Hey StP, pleasure to meet you. I'm an unlawfully housed resident of Seattle WA looking for other radically minded people to coordinate with. I want to find others who have or are interested in putting down roots in the Puget Sound area and are interested in providing mutual aid for various types of resource reclamation. Not interested in setting up party pads with folks who just drink and get high. Not interested in providing a housing service for people just rambling through either, sorry. Nothing against those folks, I've just had too many of them bring down too many houses I've called home. I'm an experienced hard worker who wants to be part of a crew that helps each other grow.


----------



## Matt Derrick (Dec 15, 2013)

do you have a place you're currently squatting?


----------



## Stiv Rhodes (Dec 17, 2013)

Yes. I'm interested in hearing if anybody's had any success establishing a long term household in the Puget sound area lately. Also, if anybody knows of an area in the sound that's got a high rate of vacancies that are in a moderately good condition.


----------



## Matt Derrick (Dec 17, 2013)

Why would you want to know that if you already have a place?


----------



## Stiv Rhodes (Dec 17, 2013)

Because the place is slated for demolition.
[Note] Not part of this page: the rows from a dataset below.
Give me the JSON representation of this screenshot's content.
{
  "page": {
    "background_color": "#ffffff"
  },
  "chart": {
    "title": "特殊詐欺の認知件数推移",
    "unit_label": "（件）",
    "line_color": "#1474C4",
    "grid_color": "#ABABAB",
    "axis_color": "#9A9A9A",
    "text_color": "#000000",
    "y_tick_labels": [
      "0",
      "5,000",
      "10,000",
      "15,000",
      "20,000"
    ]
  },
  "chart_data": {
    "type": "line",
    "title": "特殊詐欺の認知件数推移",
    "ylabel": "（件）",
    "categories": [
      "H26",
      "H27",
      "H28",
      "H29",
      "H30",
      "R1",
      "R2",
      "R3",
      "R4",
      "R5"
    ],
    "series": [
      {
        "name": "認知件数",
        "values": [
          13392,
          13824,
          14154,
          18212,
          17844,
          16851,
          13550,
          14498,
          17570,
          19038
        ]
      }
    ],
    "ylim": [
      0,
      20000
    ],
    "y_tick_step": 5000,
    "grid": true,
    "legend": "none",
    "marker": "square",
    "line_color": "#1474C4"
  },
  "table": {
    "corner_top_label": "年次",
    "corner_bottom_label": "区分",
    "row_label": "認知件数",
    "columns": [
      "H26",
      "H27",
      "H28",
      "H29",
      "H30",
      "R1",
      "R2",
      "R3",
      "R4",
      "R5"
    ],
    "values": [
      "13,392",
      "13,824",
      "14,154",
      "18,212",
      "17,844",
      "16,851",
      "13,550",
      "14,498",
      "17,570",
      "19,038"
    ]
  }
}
Squatting is a constant thing, it's not like you get a place and then you're done. If you don't have an extra place, you're precariously housed. The way you find an awesome place that lasts a long time and offers a lot of amenities is by opening many places.


----------



## Matt Derrick (Dec 17, 2013)

Gee... no kidding? 

so _that's_ how squatting works!


----------



## Odin (Dec 17, 2013)

Hmmm... a philosophy on squatting that should be obvious... but I definitely overlooked. Thanks for the nugget of wisdom.

Edit: Now if only I could get a nug in my bowl.... aww well... red red wine will have to do.


----------



## Branflaked (Dec 19, 2014)

Hey im with a crew lookin to occupy somewhere and fix shit up. Interested in helpin u out. Message me about it


----------